Mensesneg Prasetyo Hadi, yang akrab disapa Pras, menegaskan bahwa posisi duduk yang mengapit Prabowo oleh Jokowi dan Gibran bukanlah sebuah skenario yang disengaja. "Ya seharusnya begitu memang. Selama ini beliau dengan Presiden Jokowi akrab, dan kadang di media sosial menyebutnya bestie juga," ujar Pras di Istana Merdeka, Jakarta, pada Senin (17/8/2026).

Pras menjelaskan, pengaturan tempat duduk tersebut lebih bersifat situasional. Beberapa Presiden terdahulu seperti Ibu Megawati Soekarnoputri dan Bapak Susilo Bambang Yudhoyono berhalangan hadir. "Kan memang kebetulan beberapa Presiden terdahulu yang berkesempatan hadir memang Pak Joko Widodo, Ibu Megawati dan Pak SBY berhalangan hadir," jelas Pras. Ia menambahkan, Presiden Prabowo, sebagaimana kebiasaan, memberikan penghormatan, sehingga penyesuaian tempat duduk dilakukan, terutama saat menyaksikan demo udara dan pertunjukan kesenian agar semua dapat melihat dengan jelas. Meskipun ada keterbatasan tempat, panitia memastikan tidak mengurangi rasa hormat kepada para tamu negara.

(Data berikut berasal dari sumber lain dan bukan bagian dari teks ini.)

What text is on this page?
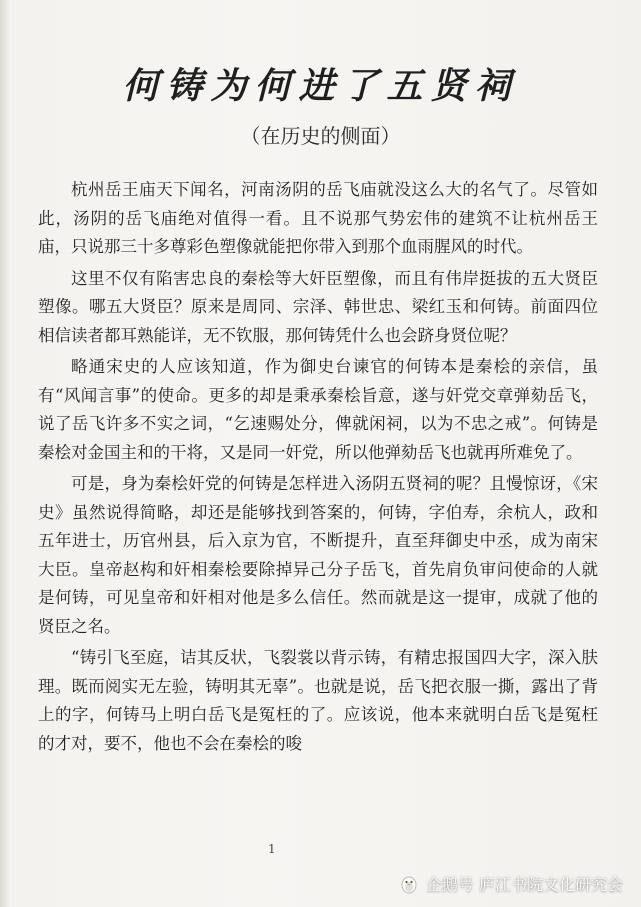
何铸为何进了五贤祠
（在历史的侧面）

杭州岳王庙天下闻名，河南汤阴的岳飞庙就没这么大的名气了。尽管如此，汤阴的岳飞庙绝对值得一看。且不说那气势宏伟的建筑不让杭州岳王庙，只说那三十多尊彩色塑像就能把你带入到那个血雨腥风的时代。

这里不仅有陷害忠良的秦桧等大奸臣塑像，而且有伟岸挺拔的五大贤臣塑像。哪五大贤臣？原来是周同、宗泽、韩世忠、梁红玉和何铸。前面四位相信读者都耳熟能详，无不钦服，那何铸凭什么也会跻身贤位呢？

略通宋史的人应该知道，作为御史台谏官的何铸本是秦桧的亲信，虽有“风闻言事”的使命。更多的却是秉承秦桧旨意，遂与奸党交章弹劾岳飞，说了岳飞许多不实之词，“乞速赐处分，俾就闲祠，以为不忠之戒”。何铸是秦桧对金国主和的干将，又是同一奸党，所以他弹劾岳飞也就再所难免了。

可是，身为秦桧奸党的何铸是怎样进入汤阴五贤祠的呢？且慢惊讶，《宋史》虽然说得简略，却还是能够找到答案的，何铸，字伯寿，余杭人，政和五年进士，历官州县，后入京为官，不断提升，直至拜御史中丞，成为南宋大臣。皇帝赵构和奸相秦桧要除掉异己分子岳飞，首先肩负审问使命的人就是何铸，可见皇帝和奸相对他是多么信任。然而就是这一提审，成就了他的贤臣之名。

“铸引飞至庭，诘其反状，飞裂裳以背示铸，有精忠报国四大字，深入肤理。既而阅实无左验，铸明其无辜”。也就是说，岳飞把衣服一撕，露出了背上的字，何铸马上明白岳飞是冤枉的了。应该说，他本来就明白岳飞是冤枉的才对，要不，他也不会在秦桧的唆

1
企鹅号 庐江书院文化研究会
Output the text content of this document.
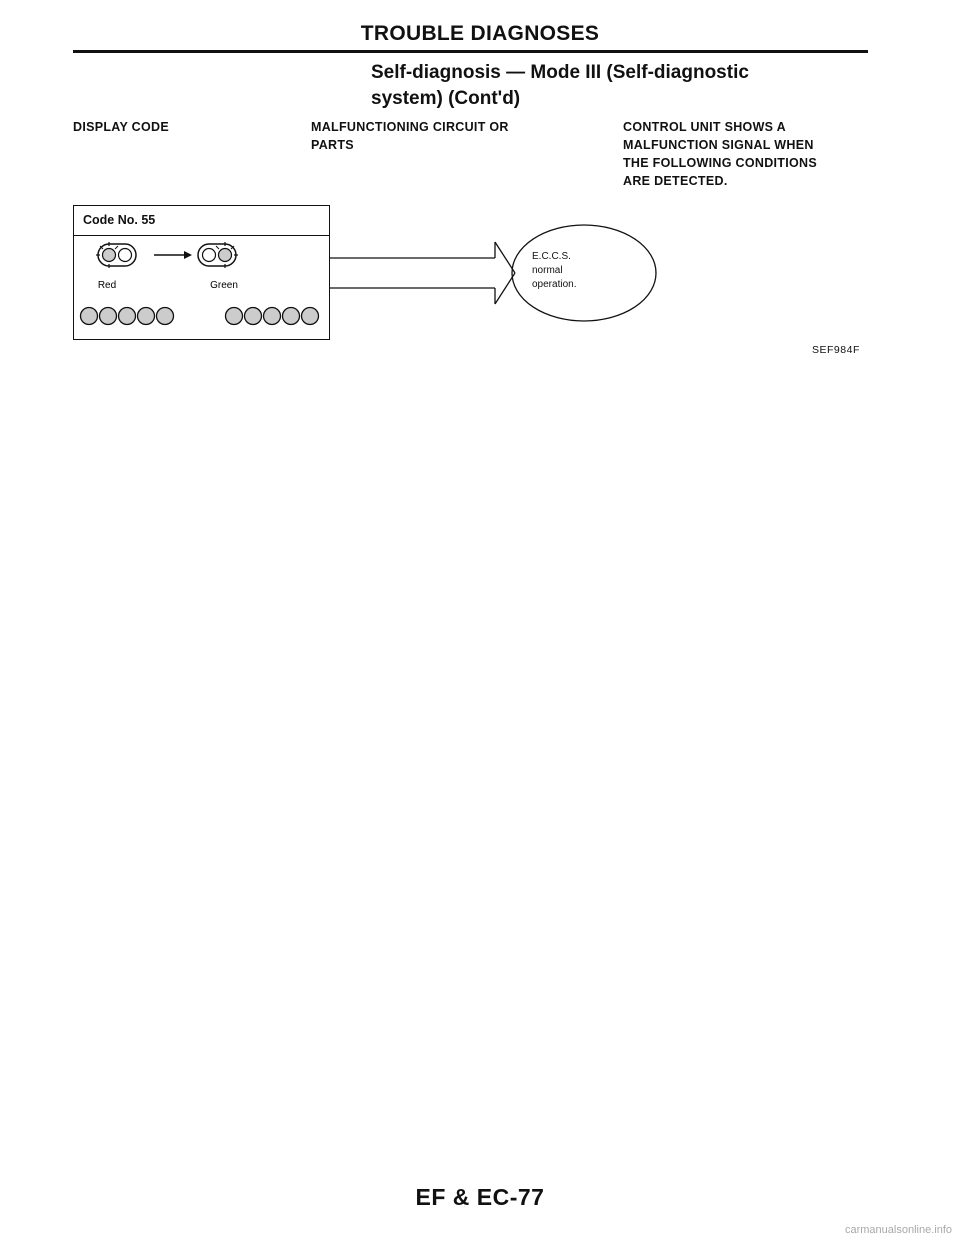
TROUBLE DIAGNOSES
Self-diagnosis — Mode III (Self-diagnostic
system) (Cont'd)
DISPLAY CODE	MALFUNCTIONING CIRCUIT OR
PARTS
CONTROL UNIT SHOWS A
MALFUNCTION SIGNAL WHEN
THE FOLLOWING CONDITIONS
ARE DETECTED.
Code No. 55
Red	Green
E.C.C.S.
normal
operation.
SEF984F
EF & EC-77
carmanualsonline.info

Momen tersebut terjadi setelah Prabowo Subianto selesai memimpin upacara HUT ke-81 RI. Setelah menunaikan tugasnya, Prabowo kembali ke kursinya yang secara kebetulan berada tepat di tengah. Di sisi kanannya duduk Presiden Joko Widodo yang mengenakan baju adat Bali yang khas, sementara di sisi kirinya adalah Wakil Presiden Gibran Rakabuming Raka dengan busana adat NTT yang memukau.
Ketiganya terlihat terlibat dalam perbincangan hangat, sesekali diiringi tawa renyah yang menunjukkan keakraban. Mereka kemudian bersama-sama menikmati demonstrasi pesawat tempur yang memukau di langit Istana Merdeka, sesekali memberikan tepuk tangan apresiasi. Pemandangan ini seolah menjadi simbol transisi dan kesinambungan kepemimpinan yang harmonis di tengah perayaan kemerdekaan bangsa.